Recently, however, Gallitto et al. [9] underwent the endovascular treatment of an arch aneurysm aortic by means of custom made endograft with three internal branches for the supraortic trunks, in a patient at high risk for the conventional surgical treatment.

In this report case, instead, we describe the effective treatment of a voluminous aneurysm of the aortic arch via a hybrid-staged procedure, in a high-risk patient aged over eighty considered unsuitable for traditional surgery. This procedure was performed using a physician-modified endograft with a single fenestration that ensured the revascularization of the supra-aortic trunks. These data can be evaluated for a greater diffusion of the hybrid-staged procedure of aneurysms of the aortic arch and in the eventual creating an off-the-shelf device available for cases urgent or for bulky aneurysms where the risk of rupture during the customization times it is not negligible.

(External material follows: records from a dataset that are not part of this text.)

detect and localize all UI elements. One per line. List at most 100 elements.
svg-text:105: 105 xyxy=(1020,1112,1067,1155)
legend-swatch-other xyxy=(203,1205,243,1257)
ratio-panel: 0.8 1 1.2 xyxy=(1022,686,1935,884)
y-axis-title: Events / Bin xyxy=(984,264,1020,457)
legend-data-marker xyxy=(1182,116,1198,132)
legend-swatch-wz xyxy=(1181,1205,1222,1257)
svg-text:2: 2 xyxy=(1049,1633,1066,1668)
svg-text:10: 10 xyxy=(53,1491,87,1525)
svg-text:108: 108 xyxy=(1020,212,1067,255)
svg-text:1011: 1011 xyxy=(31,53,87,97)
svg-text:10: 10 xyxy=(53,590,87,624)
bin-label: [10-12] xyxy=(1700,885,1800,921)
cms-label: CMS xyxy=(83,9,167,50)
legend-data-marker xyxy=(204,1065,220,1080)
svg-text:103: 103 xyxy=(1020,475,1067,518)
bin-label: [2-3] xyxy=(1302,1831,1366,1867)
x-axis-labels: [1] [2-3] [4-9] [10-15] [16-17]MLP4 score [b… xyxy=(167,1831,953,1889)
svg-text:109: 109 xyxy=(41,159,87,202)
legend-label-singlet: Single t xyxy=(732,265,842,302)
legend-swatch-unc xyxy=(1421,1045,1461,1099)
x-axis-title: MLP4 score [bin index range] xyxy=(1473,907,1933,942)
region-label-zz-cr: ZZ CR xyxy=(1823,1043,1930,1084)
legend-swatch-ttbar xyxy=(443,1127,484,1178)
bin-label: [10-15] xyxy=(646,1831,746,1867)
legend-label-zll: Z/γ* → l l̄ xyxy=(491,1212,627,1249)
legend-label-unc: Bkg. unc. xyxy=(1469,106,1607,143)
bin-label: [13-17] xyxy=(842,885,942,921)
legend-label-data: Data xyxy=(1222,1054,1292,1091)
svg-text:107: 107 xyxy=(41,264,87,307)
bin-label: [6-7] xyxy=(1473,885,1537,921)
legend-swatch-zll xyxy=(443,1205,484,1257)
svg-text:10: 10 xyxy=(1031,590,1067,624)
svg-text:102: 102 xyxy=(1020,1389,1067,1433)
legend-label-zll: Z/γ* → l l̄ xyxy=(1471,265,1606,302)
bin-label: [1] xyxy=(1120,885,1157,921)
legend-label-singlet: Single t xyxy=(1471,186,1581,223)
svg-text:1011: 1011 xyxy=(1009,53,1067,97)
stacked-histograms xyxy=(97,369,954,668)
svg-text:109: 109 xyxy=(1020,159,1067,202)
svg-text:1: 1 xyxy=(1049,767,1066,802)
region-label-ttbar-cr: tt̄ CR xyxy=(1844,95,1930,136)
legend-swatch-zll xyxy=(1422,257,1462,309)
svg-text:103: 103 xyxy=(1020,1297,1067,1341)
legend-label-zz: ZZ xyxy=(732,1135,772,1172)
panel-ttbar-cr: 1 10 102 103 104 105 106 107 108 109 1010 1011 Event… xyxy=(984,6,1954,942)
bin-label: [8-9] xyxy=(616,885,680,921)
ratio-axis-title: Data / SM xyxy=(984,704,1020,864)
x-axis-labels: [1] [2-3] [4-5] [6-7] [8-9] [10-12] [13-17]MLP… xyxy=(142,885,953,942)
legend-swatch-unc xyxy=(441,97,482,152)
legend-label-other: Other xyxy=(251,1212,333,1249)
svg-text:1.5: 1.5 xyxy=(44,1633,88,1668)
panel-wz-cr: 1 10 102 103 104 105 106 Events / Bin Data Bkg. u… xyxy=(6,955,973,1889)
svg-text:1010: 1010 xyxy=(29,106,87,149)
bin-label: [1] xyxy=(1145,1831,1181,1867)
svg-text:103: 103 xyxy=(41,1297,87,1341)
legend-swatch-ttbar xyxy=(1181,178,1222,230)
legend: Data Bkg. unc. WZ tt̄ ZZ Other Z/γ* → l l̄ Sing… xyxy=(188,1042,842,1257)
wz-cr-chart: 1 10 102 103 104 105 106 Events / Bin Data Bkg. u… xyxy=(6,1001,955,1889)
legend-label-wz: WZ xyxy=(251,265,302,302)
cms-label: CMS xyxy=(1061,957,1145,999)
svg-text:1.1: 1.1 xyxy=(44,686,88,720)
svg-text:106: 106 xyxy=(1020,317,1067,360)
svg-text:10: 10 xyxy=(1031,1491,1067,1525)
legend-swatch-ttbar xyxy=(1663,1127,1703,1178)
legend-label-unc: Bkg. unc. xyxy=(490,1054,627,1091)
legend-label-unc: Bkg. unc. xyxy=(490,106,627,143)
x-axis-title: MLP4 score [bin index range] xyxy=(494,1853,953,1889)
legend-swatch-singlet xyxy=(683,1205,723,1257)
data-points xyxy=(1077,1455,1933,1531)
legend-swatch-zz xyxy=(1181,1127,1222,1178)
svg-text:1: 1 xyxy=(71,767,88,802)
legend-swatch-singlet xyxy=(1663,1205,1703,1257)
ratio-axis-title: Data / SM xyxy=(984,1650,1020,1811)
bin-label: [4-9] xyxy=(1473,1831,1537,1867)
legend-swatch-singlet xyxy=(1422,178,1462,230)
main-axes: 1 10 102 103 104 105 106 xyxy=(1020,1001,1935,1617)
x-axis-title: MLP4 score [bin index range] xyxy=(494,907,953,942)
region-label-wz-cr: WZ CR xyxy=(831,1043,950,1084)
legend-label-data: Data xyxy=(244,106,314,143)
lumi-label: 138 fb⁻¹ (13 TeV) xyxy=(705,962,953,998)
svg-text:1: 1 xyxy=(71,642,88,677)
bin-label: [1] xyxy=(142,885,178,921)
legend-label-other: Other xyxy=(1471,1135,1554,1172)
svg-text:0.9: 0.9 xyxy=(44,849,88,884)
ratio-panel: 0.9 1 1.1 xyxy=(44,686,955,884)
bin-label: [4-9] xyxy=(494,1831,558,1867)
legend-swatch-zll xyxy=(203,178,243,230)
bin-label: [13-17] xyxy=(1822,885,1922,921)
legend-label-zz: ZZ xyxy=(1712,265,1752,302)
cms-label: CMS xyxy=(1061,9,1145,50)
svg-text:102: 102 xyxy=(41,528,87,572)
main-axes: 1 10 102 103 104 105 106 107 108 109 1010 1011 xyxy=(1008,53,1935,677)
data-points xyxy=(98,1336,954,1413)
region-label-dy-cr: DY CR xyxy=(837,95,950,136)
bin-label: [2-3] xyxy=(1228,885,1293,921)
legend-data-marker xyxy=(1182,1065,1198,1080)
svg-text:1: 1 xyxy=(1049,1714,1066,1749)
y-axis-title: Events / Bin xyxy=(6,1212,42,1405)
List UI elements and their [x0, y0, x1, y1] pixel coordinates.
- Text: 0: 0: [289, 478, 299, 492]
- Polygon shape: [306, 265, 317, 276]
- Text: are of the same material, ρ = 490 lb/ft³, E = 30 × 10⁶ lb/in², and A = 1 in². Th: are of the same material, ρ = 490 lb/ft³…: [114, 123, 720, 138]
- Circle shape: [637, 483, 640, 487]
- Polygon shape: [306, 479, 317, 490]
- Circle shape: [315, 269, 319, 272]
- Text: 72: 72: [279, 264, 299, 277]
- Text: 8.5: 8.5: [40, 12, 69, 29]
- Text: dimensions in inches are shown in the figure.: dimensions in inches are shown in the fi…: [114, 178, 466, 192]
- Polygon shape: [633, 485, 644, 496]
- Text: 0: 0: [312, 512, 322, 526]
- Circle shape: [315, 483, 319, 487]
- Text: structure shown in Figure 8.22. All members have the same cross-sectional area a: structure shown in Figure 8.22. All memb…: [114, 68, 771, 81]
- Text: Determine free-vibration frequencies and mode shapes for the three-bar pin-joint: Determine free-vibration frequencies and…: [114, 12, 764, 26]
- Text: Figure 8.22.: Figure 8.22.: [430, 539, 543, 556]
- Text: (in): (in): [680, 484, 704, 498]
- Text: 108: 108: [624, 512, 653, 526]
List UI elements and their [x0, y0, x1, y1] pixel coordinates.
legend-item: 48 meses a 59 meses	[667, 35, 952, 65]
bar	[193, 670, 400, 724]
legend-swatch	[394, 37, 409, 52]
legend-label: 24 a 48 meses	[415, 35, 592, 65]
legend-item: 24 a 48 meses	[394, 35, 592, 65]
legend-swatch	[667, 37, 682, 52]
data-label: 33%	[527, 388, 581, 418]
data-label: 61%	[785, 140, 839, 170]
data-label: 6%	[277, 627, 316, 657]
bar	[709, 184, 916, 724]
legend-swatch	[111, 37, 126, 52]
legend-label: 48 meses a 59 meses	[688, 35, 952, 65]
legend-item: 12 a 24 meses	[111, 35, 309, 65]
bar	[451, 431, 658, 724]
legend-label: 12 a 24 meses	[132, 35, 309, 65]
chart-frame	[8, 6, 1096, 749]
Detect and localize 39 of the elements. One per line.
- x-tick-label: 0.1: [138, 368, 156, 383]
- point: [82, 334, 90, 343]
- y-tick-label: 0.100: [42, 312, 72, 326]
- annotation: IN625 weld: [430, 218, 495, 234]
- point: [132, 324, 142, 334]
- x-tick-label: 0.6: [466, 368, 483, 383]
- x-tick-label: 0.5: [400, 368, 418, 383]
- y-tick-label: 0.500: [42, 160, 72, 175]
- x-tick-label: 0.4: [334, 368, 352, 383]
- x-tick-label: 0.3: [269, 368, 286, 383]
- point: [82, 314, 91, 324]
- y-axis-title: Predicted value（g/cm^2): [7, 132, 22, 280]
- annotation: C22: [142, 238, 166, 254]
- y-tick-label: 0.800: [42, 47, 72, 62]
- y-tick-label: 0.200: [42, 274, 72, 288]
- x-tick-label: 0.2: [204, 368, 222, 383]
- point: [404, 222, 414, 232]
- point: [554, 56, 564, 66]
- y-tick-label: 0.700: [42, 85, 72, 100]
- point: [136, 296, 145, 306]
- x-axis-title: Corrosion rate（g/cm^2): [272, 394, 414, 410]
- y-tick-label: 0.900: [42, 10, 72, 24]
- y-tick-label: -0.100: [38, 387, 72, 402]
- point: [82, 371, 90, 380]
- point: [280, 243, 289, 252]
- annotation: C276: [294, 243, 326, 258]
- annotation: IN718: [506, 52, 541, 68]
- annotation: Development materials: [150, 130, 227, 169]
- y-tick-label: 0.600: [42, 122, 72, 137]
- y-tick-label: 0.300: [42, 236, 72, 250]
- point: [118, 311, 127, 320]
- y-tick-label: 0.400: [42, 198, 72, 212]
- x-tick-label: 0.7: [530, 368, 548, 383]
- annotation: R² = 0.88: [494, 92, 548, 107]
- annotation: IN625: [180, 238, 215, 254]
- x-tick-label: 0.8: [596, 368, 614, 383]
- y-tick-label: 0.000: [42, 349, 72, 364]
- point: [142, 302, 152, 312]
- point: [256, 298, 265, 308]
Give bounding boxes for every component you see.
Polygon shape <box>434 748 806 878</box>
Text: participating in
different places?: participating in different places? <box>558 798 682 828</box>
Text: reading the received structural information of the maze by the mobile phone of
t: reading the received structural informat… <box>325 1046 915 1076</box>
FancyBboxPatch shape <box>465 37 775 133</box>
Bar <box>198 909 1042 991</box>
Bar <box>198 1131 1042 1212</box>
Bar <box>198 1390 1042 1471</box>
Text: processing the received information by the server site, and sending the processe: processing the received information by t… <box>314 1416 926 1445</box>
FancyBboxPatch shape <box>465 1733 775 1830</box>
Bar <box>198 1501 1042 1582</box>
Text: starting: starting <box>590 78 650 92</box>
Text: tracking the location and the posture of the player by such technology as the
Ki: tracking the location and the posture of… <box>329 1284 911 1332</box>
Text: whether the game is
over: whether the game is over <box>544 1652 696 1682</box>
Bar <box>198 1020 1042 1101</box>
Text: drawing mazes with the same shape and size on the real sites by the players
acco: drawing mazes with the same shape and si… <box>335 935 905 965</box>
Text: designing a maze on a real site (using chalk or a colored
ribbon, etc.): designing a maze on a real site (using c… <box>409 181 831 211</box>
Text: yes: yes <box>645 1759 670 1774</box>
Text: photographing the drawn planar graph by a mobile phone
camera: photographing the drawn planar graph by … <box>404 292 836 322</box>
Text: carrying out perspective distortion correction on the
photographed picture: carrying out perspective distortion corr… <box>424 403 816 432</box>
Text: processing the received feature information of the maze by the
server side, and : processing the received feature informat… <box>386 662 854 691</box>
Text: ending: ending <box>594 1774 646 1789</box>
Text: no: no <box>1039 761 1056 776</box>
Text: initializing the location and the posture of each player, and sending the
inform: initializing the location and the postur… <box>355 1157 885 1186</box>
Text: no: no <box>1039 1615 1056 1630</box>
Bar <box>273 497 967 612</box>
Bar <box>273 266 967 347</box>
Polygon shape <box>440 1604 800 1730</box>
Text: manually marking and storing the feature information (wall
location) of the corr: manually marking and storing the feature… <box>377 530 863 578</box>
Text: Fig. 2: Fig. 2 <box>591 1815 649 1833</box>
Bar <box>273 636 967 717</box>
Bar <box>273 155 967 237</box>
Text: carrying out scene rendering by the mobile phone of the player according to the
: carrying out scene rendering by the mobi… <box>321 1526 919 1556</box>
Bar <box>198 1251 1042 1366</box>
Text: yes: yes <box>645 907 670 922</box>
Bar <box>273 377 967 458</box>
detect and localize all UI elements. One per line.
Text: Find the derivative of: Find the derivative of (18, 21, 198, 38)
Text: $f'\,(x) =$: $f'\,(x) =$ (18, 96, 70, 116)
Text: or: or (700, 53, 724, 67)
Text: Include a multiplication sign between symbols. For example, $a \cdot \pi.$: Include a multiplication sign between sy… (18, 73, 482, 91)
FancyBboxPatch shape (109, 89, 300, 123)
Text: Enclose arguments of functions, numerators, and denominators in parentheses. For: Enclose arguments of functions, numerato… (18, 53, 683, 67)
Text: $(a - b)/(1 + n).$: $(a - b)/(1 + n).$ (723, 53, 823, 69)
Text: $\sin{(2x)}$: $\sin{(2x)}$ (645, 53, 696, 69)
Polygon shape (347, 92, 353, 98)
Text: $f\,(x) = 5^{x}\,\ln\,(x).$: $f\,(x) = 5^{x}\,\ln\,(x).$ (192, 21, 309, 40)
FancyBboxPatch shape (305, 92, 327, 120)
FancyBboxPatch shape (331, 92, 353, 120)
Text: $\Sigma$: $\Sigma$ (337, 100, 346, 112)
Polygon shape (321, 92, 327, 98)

The use of physician-modified endograft in our case report is similar to case report present to Yang and Zhou [7]. They reported a novel means of overcoming a deviation when treating an aortic arch aneurysm with a physician-modified fenestrated stent-graft. Physician-modified fenestrated stent-grafts are considered suitable for patients in an acute setting.

Conclusions

A physician-modified endograft with a single fenestration is a safe and effective option to guarantee a total endovascular repair of aortic arch aneurysm in high-risk patients in the presence of anatomical feasibility. Further evaluation is required to confirm these promising results. Therefore, thoracic endovascular repair of an aortic arch aneurysm using a hybrid-staged technique can be considered for high-risk patients in an acute setting.